If you have trouble navigating the ribbon, you might appreciate this little feature. This “quick” toolbar allows you to add custom commands that you would find on the various tabs of the ribbon toolbar. There are a few rules you need to be aware of in regards to the “Quick Access Toolbar”. According to the Microsoft Office website:
- You cannot increase the size of the buttons representing the commands by an option in Microsoft Office. The only way to increase the size of the buttons is to lower the screen resolution you use.
- You cannot display the Quick Access Toolbar on multiple lines.
- Only commands can be added to the Quick Access Toolbar. The contents of most lists, such as indent and spacing values and individual styles, which also appear on the ribbon, cannot be added to the Quick Access Toolbar. However, you can customize the ribbon to personalize the ribbon the way that you want it. For example, you can create custom tabs and custom groups to contain your frequently used commands.
I would like to take a moment to show you how you can add commands to the “Quick Access Toolbar”. If you look to the right of the toolbar, you will notice a black downward pointing arrow. If you click the arrow you will get a menu like the one pictured below.
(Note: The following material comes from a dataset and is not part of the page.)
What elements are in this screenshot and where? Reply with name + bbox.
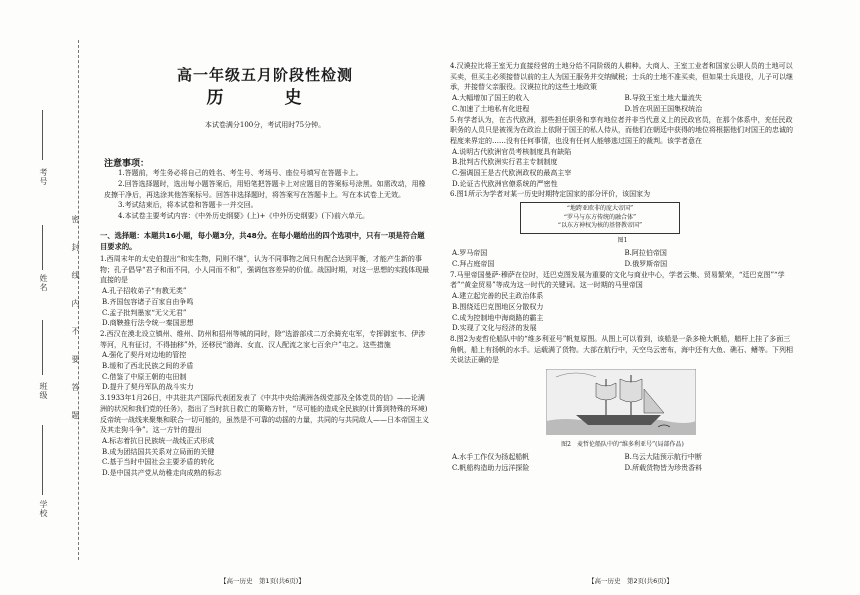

Notice that there are several popular command choices already listed on the menu. For instance, the “Quick Print” option is one that I almost always select. If you don’t see the command that you wish to have quick access to, click the “More Commands” option. You will notice in the picture above that it is circled in red.
Once you click the “More Commands” option, you will get a dialog box like the one pictured below. There are two columns. The left side lists available commands from which you can choose. The right side shows you commands that are already added to the “Quick Access Toolbar”. In the example below, I chose commands that were listed on the “Insert Tab”. I selected the “Screen Clipping” command and clicked the “Add>>” button to move that command to my “Quick Access Toolbar”. I then clicked “OK” at the bottom of the dialog box to complete the action.
You will see in the picture below that the “Screen Clipping” command has been added to my “Quick Access Toolbar”. Now, I only need to click the button to get this functionality, instead of having to navigate to the “Insert Tab” and try to find it every time that I want to use it.
I hope you find this to be a useful tip. You will find this toolbar in most of the Microsoft Office 2010 applications. Hopefully it will help speed up your day and help you be more productive.
I would appreciate your feedback and maybe tips on how you might use this toolbar feature in Office 2010.